Tra i primati negativi dell’Italia, si aggiunge anche quello di “maglia nera” tra i 34 Paesi Ocse per quanto riguarda la durata dei processi civili: ben 8 anni prima di arrivare al terzo grado di giudizio, contro una media di “soli” 778 giorni.
Proprio questa lungaggine dei processi penalizza, di fatto, lo sviluppo economico del Paese, che dimostra di avere una giustizia civile troppo lenta e non all’altezza dell’Europa, anche nei confronti degli investitori, ai quali non sono garantiti “rispetto dei contratti e la certezza del diritto di proprietà“.

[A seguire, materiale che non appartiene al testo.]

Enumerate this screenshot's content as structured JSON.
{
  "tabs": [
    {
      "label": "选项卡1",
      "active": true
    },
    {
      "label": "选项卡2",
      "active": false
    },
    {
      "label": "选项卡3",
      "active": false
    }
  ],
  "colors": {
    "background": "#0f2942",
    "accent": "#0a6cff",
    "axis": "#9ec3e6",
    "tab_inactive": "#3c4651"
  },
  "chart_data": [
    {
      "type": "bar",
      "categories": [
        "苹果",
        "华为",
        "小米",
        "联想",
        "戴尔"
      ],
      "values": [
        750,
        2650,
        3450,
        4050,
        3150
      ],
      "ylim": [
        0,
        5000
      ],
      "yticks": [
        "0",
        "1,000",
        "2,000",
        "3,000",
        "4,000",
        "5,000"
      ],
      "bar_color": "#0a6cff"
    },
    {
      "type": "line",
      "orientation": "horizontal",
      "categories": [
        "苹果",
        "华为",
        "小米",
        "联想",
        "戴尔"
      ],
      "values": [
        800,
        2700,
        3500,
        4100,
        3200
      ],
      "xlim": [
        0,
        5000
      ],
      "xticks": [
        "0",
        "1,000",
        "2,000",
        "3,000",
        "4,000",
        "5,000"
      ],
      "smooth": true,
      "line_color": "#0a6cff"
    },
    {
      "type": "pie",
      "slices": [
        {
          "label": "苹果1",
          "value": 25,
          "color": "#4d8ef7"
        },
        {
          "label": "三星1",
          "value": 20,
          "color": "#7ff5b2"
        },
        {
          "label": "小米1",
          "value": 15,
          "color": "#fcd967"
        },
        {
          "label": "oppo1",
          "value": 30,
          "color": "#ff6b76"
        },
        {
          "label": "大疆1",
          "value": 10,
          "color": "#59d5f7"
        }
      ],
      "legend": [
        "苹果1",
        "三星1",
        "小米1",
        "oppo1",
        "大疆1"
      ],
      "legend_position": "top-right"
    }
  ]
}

Ciò che manca, secondo l’Ocse, non sono le risorse ma una gestione efficiente dei tribunali, che migliorerebbe con una maggiore informatizzazione: “Molti Paesi non hanno ancora offerto servizi online, come la possibilità per gli avvocati di seguire i casi via web. Investimenti nell’informatizzazione dei tribunali sono correlati a una più alta produttività dei giudici“.

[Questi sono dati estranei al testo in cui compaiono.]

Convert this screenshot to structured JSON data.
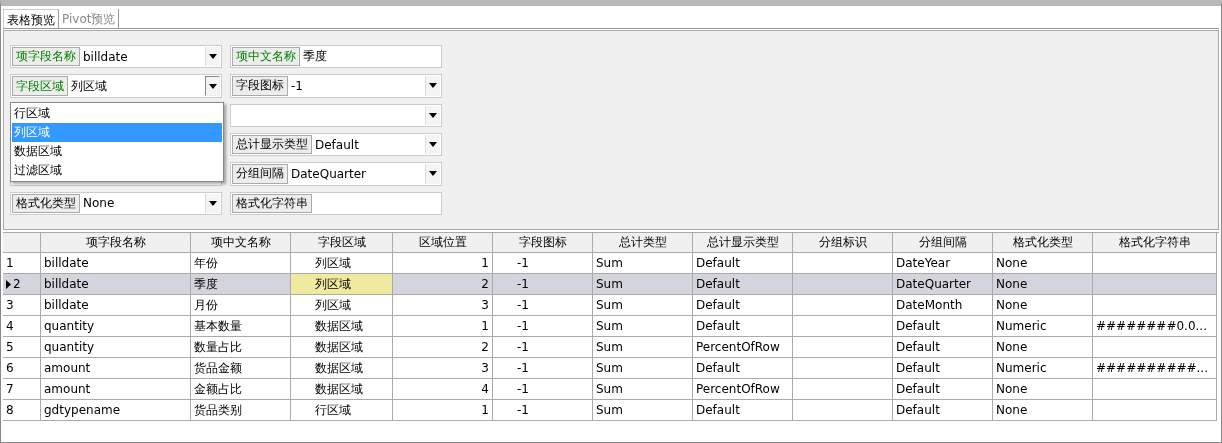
{
  "tabs": [
    {
      "label": "表格预览",
      "selected": true
    },
    {
      "label": "Pivot预览",
      "selected": false
    }
  ],
  "form": {
    "left_fields": [
      {
        "kind": "combo",
        "label": "项字段名称",
        "required": true,
        "value": "billdate",
        "open": false
      },
      {
        "kind": "combo",
        "label": "字段区域",
        "required": true,
        "value": "列区域",
        "open": true
      },
      {
        "kind": "covered"
      },
      {
        "kind": "covered"
      },
      {
        "kind": "covered"
      },
      {
        "kind": "combo",
        "label": "格式化类型",
        "required": false,
        "value": "None",
        "open": false
      }
    ],
    "right_fields": [
      {
        "kind": "text",
        "label": "项中文名称",
        "required": true,
        "value": "季度"
      },
      {
        "kind": "combo",
        "label": "字段图标",
        "required": false,
        "value": "-1",
        "open": false
      },
      {
        "kind": "combo",
        "open": false
      },
      {
        "kind": "combo",
        "label": "总计显示类型",
        "required": false,
        "value": "Default",
        "open": false
      },
      {
        "kind": "combo",
        "label": "分组间隔",
        "required": false,
        "value": "DateQuarter",
        "open": false
      },
      {
        "kind": "text",
        "label": "格式化字符串",
        "required": false
      }
    ],
    "dropdown": {
      "items": [
        {
          "label": "行区域",
          "selected": false
        },
        {
          "label": "列区域",
          "selected": true
        },
        {
          "label": "数据区域",
          "selected": false
        },
        {
          "label": "过滤区域",
          "selected": false
        }
      ]
    }
  },
  "grid": {
    "columns": [
      {
        "label": "项字段名称",
        "kind": "text"
      },
      {
        "label": "项中文名称",
        "kind": "text"
      },
      {
        "label": "字段区域",
        "kind": "center"
      },
      {
        "label": "区域位置",
        "kind": "number"
      },
      {
        "label": "字段图标",
        "kind": "center"
      },
      {
        "label": "总计类型",
        "kind": "text"
      },
      {
        "label": "总计显示类型",
        "kind": "text"
      },
      {
        "label": "分组标识",
        "kind": "text"
      },
      {
        "label": "分组间隔",
        "kind": "text"
      },
      {
        "label": "格式化类型",
        "kind": "text"
      },
      {
        "label": "格式化字符串",
        "kind": "text"
      }
    ],
    "rows": [
      {
        "number": "1",
        "selected": false,
        "cells": [
          "billdate",
          "年份",
          "列区域",
          "1",
          "-1",
          "Sum",
          "Default",
          null,
          "DateYear",
          "None",
          null
        ]
      },
      {
        "number": "2",
        "selected": true,
        "focus": [
          false,
          false,
          true,
          false,
          false,
          false,
          false,
          false,
          false,
          false,
          false
        ],
        "cells": [
          "billdate",
          "季度",
          "列区域",
          "2",
          "-1",
          "Sum",
          "Default",
          null,
          "DateQuarter",
          "None",
          null
        ]
      },
      {
        "number": "3",
        "selected": false,
        "cells": [
          "billdate",
          "月份",
          "列区域",
          "3",
          "-1",
          "Sum",
          "Default",
          null,
          "DateMonth",
          "None",
          null
        ]
      },
      {
        "number": "4",
        "selected": false,
        "cells": [
          "quantity",
          "基本数量",
          "数据区域",
          "1",
          "-1",
          "Sum",
          "Default",
          null,
          "Default",
          "Numeric",
          "########0.0..."
        ]
      },
      {
        "number": "5",
        "selected": false,
        "cells": [
          "quantity",
          "数量占比",
          "数据区域",
          "2",
          "-1",
          "Sum",
          "PercentOfRow",
          null,
          "Default",
          "None",
          null
        ]
      },
      {
        "number": "6",
        "selected": false,
        "cells": [
          "amount",
          "货品金额",
          "数据区域",
          "3",
          "-1",
          "Sum",
          "Default",
          null,
          "Default",
          "Numeric",
          "##########..."
        ]
      },
      {
        "number": "7",
        "selected": false,
        "cells": [
          "amount",
          "金额占比",
          "数据区域",
          "4",
          "-1",
          "Sum",
          "PercentOfRow",
          null,
          "Default",
          "None",
          null
        ]
      },
      {
        "number": "8",
        "selected": false,
        "cells": [
          "gdtypename",
          "货品类别",
          "行区域",
          "1",
          "-1",
          "Sum",
          "Default",
          null,
          "Default",
          "None",
          null
        ]
      }
    ]
  }
}
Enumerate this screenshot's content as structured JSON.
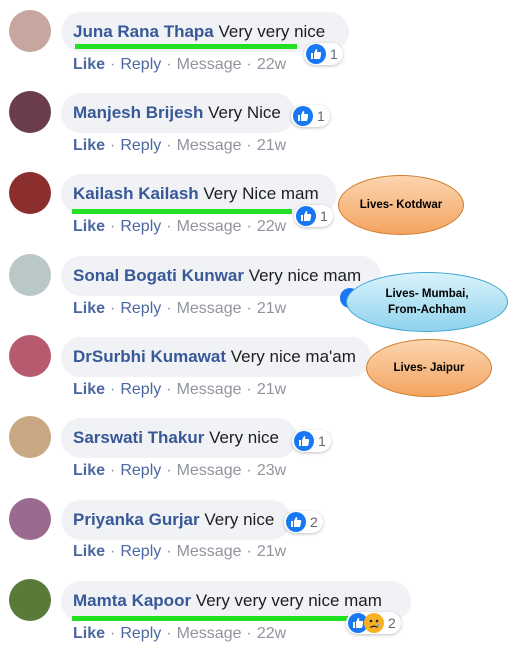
{
  "comments": [
    {
      "author": "Juna Rana Thapa",
      "text": "Very very nice",
      "time": "22w",
      "reactions": "1",
      "avatar_color": "#c7a6a0"
    },
    {
      "author": "Manjesh Brijesh",
      "text": "Very Nice",
      "time": "21w",
      "reactions": "1",
      "avatar_color": "#6b3b4e"
    },
    {
      "author": "Kailash Kailash",
      "text": "Very Nice mam",
      "time": "22w",
      "reactions": "1",
      "avatar_color": "#8a2e2e"
    },
    {
      "author": "Sonal Bogati Kunwar",
      "text": "Very nice mam",
      "time": "21w",
      "reactions": "",
      "avatar_color": "#b9c8c6"
    },
    {
      "author": "DrSurbhi Kumawat",
      "text": "Very nice ma'am",
      "time": "21w",
      "reactions": "",
      "avatar_color": "#b85a6e"
    },
    {
      "author": "Sarswati Thakur",
      "text": "Very nice",
      "time": "23w",
      "reactions": "1",
      "avatar_color": "#c8a882"
    },
    {
      "author": "Priyanka Gurjar",
      "text": "Very nice",
      "time": "21w",
      "reactions": "2",
      "avatar_color": "#9a6b8f"
    },
    {
      "author": "Mamta Kapoor",
      "text": "Very very very nice mam",
      "time": "22w",
      "reactions": "2",
      "avatar_color": "#5a7a3a"
    }
  ],
  "actions": {
    "like": "Like",
    "reply": "Reply",
    "message": "Message",
    "separator": "·"
  },
  "callouts": [
    {
      "line1": "Lives- Kotdwar",
      "line2": ""
    },
    {
      "line1": "Lives- Mumbai,",
      "line2": "From-Achham"
    },
    {
      "line1": "Lives- Jaipur",
      "line2": ""
    }
  ],
  "colors": {
    "author": "#385898",
    "highlight": "#22e022",
    "like": "#1877f2"
  }
}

Tra i Paesi che, nel 2010, hanno fatto registrare le migliori performance, c’è il Giappone, con una lunghezza media del primo grado di 107 giorni, e l’Italia fanalino di coda con 564 giorni.
Dall’analisi Ocse: “La lunghezza media di un processo in sede civile, al termine del terzo grado di giudizio, e’ stata di 788 giorni, con la Svizzera, più virtuosa, con solo 368 giorni e l’Italia, fanalino di coda, con quasi otto anni di durata. Dai dati raccolti dall’Ocse, non emerge un legame tra la percentuale di PIL spesa per la macchina della giustizia e le performance del sistema: Paesi con gli stessi stanziamenti mostrano infatti una durata dei processi molto diversa tra loro. L’organizzazione cita a esempio Paesi come “Italia, Repubblica Slovacca, Svizzera e Repubblica Ceca che stanziano circa lo 0,2% del PIL per finanziare il sistema giustizia, ma mentre in Svizzera e in Repubblica Ceca la media della durata di un processo e’ di 130 giorni, il dato aumenta di 2,7 volte per la Repubblica Slovacca e di quattro volte per l’Italia“.